Personal information
- Born: 23 June 2003 (age 22)
- Nationality: Icelandic

Career information
- Playing career: 2019–present

Career history
- 2019–2021: Fjölnir
- 2020–2021: → Fjölnir-b
- 2021–present: Stjarnan

Career highlights
- 1. deild Domestic MVP (2023); 2× 1. deild Domestic First Team (2022, 2023); 1. deild Young Player of The Year (2022); 1. deild kvenna winner (2023);

= Diljá Ögn Lárusdóttir =

Icelandic basketball player

Diljá Ögn Lárusdóttir (born 23 June 2003) is an Icelandic basketball player for Stjarnan and the Icelandic national team.

==Club career==
Diljá started her senior team career with Fjölnir in 2019. She split the following season with Fjölnir in the top-tier Úrvalsdeild kvenna and its reserve team, Fjölnir-b, in the second-tier 1. deild kvenna. In the 1. deild, she averaged 12.1 points during the 2020–2021 season.

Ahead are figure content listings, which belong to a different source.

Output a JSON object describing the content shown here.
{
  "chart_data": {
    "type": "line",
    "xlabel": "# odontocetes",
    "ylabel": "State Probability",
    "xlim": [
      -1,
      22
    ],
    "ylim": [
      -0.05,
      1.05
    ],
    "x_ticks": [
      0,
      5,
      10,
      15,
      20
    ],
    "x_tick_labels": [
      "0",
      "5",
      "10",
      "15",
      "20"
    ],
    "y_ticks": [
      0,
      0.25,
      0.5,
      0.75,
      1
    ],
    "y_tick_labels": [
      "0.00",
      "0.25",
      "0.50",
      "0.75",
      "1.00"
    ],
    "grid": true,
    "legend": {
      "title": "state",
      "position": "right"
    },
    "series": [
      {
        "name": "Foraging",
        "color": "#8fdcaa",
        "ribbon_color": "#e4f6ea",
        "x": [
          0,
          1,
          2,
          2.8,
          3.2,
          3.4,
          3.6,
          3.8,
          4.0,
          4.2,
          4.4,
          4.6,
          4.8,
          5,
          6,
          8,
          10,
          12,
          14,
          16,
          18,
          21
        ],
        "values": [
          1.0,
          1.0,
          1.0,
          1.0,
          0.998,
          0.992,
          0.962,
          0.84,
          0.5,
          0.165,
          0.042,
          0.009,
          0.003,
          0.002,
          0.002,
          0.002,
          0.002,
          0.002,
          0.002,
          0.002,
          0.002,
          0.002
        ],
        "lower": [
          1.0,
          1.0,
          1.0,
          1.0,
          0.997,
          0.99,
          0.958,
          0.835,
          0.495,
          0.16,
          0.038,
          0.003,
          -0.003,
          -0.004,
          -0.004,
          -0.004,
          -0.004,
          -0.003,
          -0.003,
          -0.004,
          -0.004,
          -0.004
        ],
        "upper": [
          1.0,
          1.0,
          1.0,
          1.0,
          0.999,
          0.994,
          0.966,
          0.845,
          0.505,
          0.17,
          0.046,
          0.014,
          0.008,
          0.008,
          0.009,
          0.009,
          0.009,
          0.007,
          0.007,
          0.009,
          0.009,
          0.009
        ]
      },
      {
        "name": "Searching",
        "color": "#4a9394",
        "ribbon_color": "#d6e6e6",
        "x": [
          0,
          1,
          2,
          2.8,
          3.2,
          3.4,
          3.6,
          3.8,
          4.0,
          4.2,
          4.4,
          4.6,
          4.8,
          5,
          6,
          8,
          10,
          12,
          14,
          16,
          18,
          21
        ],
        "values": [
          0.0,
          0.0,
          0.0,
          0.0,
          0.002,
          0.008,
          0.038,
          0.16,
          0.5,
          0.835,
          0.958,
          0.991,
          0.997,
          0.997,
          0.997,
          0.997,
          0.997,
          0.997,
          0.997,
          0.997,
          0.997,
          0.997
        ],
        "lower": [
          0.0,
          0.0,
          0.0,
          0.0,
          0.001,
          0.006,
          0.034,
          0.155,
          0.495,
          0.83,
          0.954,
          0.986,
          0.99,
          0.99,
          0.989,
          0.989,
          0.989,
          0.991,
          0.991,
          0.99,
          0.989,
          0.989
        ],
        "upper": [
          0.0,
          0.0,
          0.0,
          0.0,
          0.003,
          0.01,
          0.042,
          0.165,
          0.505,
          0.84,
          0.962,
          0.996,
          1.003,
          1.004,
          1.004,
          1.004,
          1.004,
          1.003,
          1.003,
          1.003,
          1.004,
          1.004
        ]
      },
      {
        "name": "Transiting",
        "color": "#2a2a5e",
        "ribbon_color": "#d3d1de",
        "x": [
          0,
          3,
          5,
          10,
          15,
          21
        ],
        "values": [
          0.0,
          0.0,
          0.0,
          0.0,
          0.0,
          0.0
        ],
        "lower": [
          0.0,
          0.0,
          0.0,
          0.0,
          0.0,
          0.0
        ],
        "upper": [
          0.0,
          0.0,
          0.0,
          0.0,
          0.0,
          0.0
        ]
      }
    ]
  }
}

After the season, she joined Stjarnan where she went on to average 26.0 points in the 1. deild during the 2021–2022 season. During the 2022–2023 season, she was named the 1. deild Domestic MVP after averaging 22.8 points per game for Stjarnan and helping the team gain promotion to the Úrvalsdeild kvenna.

During the summer of 2023, Diljá suffered a knee injury that forced her to miss all of the 2023–2024 season.

She returned to the court for the 2024–2025 season and scored 14 points in a win against reigning national champions Keflavík.

==National team career==
In 2023, Diljá debuted with the Icelandic national team. On 12 February 2023, she scored a team high 14 points in a loss against Spain.

==Personal life==
Diljá is the daughter of Lárus Mikael Knudsen Daníelsson, a multiple national champion in boxing and former basketball player for KFÍ.